Д. И. Шульгин
«Музыкальные истины Александра Вустина»
ЧАСТЬ II
О СОЧИНЕНИЯХ (1966—1998)
«Слово для духовых и ударных» 1975; dur. 9'
— Итак «Слово…». Тут мы подошли к самому задушевному сочинению, хотя одновременно и самому загадочному для меня. То есть, наверное, всё, что до сих пор было между «Кантатой…» и этим сочинением — это было каким-то путём сюда. И вот тут была найдена действительно та актуальная музыка или же музыка действа, если хотите (я не знаю, как лучше сказать), но в общем музыка, которая мыслится не как созерцательная, когда слушатель здесь, а музыка там, то есть они существуют как бы в разных. плоскостях, а музыка вовлекающая. Чем меня собственно и привлекал всегда фольклор, что он именно таков и есть, что он наподобие ритуала, что он вовлекает слушателя в процесс. В нём всегда есть какая-то необходимость духовного и часто даже физического соучастия слушателя — это необходимость, это часть жизни, если даже не сама эта жизнь. И я в конце концов понял, может быть, наиболее ясно на этом сочинении, чего хочу от самого себя в музыке. Конечно, это произошло не сразу, а в процессе работы и возникло, как всегда, из-за какой-то чистой случайности: я просто хотел очень, чтобы меня исполнил Кримец.
— Почему именно он?
— Видите ли, просто незадолго до этого я оказался в ЦДРИ на каком-то авангардном концерте, где ещё молодой тогда Любимов играл нечто вроде Штокхаузена, а дирижировал как раз Кримец и дирижировал он как Бог. Во всяком случае, не знаю, как сейчас я это воспринял бы, но тогда я был просто под сильнейшим впечатлением. Было такое ощущение, что я нахожусь внутри сочинения, именно внутри и, более того, это оказалось связанным ещё и с определенным внешним моментом — возник какой-то «балет», потому что вдруг всё задвигалось и возник некий круг: мало того, что Любимов заиграл на барабанах, вместо того чтобы играть на рояле, так вдруг исполнители, сцепились и стали двигаться вместе, и, по мере движения, они стали вытаскивать слушателей из зала, и все в результате вовлеклись в какой-то необычный танец.. Это было незабываемое, необыкновенно захватывающее впечатление…

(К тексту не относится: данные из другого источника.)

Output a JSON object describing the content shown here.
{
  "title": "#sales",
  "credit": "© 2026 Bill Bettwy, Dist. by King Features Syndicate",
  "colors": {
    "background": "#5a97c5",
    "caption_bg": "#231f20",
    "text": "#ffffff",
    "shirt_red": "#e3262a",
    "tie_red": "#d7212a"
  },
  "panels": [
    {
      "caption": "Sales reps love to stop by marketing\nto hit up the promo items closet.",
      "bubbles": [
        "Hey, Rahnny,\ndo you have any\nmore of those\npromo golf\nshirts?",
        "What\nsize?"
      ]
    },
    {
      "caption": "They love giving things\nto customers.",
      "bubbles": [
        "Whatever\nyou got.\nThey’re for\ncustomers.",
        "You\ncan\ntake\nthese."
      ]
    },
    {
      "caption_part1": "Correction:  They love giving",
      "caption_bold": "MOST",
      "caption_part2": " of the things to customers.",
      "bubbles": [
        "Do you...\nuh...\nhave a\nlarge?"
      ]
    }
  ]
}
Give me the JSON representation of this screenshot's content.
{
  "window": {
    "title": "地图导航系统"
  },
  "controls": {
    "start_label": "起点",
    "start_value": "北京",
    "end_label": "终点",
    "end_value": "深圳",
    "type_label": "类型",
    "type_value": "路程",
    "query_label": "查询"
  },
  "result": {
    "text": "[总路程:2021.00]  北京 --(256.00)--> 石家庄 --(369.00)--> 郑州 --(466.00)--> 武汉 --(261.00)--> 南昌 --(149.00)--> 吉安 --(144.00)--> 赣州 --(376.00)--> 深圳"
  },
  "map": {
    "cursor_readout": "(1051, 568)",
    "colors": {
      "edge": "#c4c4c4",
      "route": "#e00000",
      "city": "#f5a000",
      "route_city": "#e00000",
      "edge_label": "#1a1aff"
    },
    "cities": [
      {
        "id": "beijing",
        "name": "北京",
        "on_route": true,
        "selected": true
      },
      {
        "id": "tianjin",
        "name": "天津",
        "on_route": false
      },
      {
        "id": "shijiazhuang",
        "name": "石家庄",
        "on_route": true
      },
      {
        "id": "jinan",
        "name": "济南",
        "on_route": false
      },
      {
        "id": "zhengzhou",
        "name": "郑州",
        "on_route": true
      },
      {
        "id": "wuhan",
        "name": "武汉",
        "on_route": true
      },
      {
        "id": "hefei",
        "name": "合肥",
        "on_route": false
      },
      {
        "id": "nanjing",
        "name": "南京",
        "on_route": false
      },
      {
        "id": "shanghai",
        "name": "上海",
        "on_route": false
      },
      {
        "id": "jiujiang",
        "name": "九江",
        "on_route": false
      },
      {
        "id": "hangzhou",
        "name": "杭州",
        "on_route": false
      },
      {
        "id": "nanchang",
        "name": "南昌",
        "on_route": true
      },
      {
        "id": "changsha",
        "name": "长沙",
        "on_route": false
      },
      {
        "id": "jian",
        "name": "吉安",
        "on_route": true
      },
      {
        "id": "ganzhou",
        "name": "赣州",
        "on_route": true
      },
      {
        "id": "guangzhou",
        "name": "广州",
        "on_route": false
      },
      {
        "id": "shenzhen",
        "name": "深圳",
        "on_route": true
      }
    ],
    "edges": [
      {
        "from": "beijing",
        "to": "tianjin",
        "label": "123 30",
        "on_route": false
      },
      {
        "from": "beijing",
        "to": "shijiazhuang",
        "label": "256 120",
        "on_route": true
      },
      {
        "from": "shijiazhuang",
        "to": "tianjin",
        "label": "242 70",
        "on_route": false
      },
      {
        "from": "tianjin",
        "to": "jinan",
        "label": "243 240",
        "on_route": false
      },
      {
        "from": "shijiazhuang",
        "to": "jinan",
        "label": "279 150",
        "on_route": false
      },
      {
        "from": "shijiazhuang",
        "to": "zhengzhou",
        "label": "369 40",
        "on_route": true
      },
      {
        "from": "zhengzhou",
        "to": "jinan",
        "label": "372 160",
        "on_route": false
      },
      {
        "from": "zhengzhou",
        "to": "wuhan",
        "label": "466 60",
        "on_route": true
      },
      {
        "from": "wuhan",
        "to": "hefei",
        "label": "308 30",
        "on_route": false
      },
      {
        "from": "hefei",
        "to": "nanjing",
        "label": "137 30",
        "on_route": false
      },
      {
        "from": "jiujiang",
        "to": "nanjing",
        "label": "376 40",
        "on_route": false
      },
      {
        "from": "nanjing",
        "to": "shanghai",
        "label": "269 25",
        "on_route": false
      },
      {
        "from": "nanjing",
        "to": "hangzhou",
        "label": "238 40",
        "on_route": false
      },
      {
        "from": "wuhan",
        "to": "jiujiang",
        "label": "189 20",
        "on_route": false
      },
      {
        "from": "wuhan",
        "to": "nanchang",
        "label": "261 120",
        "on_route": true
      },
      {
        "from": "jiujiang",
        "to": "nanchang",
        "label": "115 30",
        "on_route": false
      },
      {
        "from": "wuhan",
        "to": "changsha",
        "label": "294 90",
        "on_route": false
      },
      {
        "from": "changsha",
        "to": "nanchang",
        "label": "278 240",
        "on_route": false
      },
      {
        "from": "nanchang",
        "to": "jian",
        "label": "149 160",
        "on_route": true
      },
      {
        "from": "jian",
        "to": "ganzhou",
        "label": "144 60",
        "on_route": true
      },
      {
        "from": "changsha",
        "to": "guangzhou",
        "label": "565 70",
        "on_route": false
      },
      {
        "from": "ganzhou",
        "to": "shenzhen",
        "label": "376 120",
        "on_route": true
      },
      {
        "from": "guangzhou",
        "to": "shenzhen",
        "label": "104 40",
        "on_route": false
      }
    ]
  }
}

Сочинение получилось одночастное. Состав здесь такой: семь духовиков — гобой, кларнет, саксофон-баритон, контрафагот, валторна, труба, тромбон и один ударник. Но лучше два — одному играть здесь иногда довольно сложно. Хотя, в общем-то, это зависит только от желания самого ударника. То есть для облегчения, он может отдать другому партию cass`ы и партию чарльстона. И, вот, если эти два инструмента выделяются для второго ударника, тогда лучше чтобы cassa была уже не педальная, то есть чтобы ударник играл уже не ногой, а как положено — руками.
— А почему родилось такое сочинение? Были какие-то внешние или внутренние импульсы?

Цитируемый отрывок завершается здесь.